All the government offices paying rents to L&DO get their money from the finance ministry and give it to L&DO, which in turn gives it to the ministry of housing and urban affairs, which in turn gives its earnings back to the ministry of finance.
This makes us feel that the government is treating us like small kids.
Then there's this objective of increasing the Parliamentary capacity?
Again look at the math.
We are now in 2020 and represented by 545 MPs in Lok Sabha.
In Article 82 of the Constitution there is a law related to delimitation of Parliament. It says that once you finish the first Census after 2026, you may change the allocation of Lok Sabha seats and increase the number of Parliamentarians.
Until that Census happens in 2031 (the first Census year after the 2026 threshold), whatever size of Parliament you build today (as part of the Central Vista project), you can't increase the member representation until that census happens in 2031 as per the delimitation clause under Article 82.
If you look at all population projections, by 2041 we are going to be a declining population.

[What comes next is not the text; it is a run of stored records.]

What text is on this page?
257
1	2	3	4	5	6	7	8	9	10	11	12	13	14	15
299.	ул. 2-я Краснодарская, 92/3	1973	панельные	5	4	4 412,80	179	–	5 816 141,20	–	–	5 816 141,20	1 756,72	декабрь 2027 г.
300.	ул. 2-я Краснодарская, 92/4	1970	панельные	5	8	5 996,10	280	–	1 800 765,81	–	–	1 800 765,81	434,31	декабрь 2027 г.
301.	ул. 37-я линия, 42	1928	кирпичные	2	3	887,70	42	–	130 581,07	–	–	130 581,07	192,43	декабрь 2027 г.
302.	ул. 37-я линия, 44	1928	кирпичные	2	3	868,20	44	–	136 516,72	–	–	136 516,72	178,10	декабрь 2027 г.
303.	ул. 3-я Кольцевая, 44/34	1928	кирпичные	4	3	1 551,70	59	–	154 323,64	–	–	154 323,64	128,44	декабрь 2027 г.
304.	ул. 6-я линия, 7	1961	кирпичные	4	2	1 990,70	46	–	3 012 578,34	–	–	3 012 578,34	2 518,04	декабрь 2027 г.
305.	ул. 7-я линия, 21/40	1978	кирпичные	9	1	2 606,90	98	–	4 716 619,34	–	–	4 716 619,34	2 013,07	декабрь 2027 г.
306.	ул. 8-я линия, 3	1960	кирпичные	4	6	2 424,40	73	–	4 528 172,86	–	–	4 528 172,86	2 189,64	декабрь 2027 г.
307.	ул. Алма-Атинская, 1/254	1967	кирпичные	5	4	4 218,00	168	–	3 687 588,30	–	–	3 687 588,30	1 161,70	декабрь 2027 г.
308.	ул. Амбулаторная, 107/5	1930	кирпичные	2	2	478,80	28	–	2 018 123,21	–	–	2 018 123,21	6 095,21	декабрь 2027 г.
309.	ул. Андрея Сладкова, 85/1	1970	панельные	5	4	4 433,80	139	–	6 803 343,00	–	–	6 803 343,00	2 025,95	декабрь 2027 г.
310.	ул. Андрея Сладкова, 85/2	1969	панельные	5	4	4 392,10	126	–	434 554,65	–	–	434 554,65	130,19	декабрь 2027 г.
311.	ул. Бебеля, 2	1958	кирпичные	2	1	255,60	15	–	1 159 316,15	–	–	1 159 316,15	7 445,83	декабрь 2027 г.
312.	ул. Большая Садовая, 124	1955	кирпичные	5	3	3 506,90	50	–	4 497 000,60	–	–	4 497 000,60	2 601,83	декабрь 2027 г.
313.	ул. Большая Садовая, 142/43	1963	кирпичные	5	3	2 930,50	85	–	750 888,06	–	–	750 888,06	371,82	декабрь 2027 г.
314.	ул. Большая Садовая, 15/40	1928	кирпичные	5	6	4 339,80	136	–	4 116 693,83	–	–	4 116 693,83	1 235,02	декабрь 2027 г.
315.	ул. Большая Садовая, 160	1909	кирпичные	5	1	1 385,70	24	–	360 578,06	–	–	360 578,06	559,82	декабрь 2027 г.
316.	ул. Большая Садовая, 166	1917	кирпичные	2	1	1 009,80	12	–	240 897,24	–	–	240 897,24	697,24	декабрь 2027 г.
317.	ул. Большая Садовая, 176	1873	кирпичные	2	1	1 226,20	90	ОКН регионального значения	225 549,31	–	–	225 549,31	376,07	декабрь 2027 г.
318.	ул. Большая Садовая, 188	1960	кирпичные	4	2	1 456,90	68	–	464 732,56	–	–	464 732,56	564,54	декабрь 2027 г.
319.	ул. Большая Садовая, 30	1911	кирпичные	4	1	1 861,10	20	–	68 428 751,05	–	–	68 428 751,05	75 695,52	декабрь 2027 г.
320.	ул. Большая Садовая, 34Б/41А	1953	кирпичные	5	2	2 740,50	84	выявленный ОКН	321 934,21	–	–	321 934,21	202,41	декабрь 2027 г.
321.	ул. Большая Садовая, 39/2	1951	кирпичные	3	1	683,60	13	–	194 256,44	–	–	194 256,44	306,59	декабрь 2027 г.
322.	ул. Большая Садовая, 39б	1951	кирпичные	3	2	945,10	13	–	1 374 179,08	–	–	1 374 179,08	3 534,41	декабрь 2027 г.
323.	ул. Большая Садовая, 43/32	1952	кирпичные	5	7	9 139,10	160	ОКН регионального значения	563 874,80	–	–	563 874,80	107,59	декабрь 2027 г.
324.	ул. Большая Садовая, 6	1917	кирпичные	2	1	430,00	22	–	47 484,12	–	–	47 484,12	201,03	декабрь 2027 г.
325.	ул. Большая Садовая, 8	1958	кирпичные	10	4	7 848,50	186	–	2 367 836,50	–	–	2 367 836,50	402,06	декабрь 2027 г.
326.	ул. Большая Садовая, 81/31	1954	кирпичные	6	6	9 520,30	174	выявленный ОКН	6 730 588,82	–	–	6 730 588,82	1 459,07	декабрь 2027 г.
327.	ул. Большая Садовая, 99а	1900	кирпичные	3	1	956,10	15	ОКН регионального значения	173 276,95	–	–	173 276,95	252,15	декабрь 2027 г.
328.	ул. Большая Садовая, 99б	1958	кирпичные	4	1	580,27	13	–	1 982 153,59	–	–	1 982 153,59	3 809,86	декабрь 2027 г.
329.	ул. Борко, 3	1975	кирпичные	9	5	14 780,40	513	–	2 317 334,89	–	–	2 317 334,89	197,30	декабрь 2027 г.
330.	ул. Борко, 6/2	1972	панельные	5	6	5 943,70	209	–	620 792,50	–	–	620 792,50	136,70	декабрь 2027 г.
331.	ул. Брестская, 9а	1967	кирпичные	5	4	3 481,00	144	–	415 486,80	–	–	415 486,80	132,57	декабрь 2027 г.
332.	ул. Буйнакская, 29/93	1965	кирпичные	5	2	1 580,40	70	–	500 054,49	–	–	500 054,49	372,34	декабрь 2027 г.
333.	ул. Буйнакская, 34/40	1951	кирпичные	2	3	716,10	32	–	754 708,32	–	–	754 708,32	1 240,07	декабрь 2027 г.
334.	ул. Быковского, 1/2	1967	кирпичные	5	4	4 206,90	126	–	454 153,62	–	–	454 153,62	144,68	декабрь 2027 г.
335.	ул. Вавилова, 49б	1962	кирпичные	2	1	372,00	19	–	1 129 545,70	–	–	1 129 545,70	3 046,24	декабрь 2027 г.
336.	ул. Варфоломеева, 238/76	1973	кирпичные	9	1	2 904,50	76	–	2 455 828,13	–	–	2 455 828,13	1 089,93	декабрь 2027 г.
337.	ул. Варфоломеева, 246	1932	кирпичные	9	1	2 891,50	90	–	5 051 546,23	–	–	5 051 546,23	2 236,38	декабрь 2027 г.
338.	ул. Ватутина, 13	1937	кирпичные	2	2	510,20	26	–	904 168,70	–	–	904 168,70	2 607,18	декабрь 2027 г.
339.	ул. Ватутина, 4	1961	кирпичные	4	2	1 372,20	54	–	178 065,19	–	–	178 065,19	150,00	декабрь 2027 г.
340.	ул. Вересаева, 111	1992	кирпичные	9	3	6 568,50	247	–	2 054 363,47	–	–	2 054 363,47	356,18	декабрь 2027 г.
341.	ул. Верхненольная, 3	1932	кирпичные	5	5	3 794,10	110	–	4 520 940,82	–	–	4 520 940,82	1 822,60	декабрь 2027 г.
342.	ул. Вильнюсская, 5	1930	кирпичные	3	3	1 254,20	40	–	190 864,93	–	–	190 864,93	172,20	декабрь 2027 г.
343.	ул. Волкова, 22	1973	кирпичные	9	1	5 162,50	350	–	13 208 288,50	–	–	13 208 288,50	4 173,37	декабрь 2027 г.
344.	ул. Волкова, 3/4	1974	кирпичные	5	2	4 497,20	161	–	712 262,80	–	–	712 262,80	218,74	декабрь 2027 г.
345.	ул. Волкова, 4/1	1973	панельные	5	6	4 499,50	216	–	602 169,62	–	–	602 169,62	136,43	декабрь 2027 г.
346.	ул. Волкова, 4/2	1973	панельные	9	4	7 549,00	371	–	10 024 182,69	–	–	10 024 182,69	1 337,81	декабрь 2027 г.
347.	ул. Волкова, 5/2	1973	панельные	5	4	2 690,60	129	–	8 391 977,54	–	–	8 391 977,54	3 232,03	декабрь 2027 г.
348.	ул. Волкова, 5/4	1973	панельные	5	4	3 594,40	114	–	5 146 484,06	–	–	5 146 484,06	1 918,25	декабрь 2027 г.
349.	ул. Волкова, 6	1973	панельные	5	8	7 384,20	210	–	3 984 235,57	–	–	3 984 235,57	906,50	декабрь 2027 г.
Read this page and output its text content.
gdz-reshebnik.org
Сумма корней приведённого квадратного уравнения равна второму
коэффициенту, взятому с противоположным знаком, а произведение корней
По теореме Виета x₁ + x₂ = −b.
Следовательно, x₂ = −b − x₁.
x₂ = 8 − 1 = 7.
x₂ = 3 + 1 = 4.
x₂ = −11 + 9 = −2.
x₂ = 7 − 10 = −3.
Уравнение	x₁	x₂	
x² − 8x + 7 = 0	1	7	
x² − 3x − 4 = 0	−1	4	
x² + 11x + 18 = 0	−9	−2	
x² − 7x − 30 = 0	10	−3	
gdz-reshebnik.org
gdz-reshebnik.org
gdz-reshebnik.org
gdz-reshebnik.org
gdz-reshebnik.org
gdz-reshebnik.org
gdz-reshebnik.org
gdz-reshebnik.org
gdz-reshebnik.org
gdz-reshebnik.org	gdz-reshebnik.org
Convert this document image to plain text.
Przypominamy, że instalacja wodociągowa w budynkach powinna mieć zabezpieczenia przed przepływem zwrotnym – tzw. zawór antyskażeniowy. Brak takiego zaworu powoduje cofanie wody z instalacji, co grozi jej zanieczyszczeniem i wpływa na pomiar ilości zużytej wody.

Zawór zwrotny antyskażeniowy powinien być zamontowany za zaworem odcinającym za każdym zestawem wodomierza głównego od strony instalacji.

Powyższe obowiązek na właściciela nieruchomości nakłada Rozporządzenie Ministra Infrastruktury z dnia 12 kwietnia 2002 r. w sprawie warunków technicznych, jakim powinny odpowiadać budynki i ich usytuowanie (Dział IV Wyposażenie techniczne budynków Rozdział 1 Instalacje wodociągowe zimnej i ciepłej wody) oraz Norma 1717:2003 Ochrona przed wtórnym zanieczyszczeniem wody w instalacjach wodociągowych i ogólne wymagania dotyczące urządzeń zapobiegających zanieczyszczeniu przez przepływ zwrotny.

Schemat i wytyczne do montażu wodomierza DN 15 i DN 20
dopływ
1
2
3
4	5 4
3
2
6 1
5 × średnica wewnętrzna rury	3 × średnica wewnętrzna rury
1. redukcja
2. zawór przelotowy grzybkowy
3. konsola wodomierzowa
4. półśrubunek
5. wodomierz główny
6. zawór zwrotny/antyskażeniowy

That doesn't mean our growth rate will drop; we will only drop in absolute numbers.
With this new Parliament building that is likely to be completed in 2024, you are not going to have more Parliamentarians till 2031 at the earliest.
And then you will get to use it to the new capacity only for ten years (till 2041) and after that you have to start reducing the number of Parliamentarians in order to be more representative of population demographics of India.
This is just a lay architect talking to a reporter, but actually there are more complexities that involve the federal structure of the Indian Union.
You can't just randomly increase the number of Parliamentarians.
You have to talk to the states; some states, which have smaller populations but higher contribution to economic growth, may argue that they want greater representation than what is allotted to them on the basis of their population.
All these complex issues cannot be comprehended and decided by an outside consultant.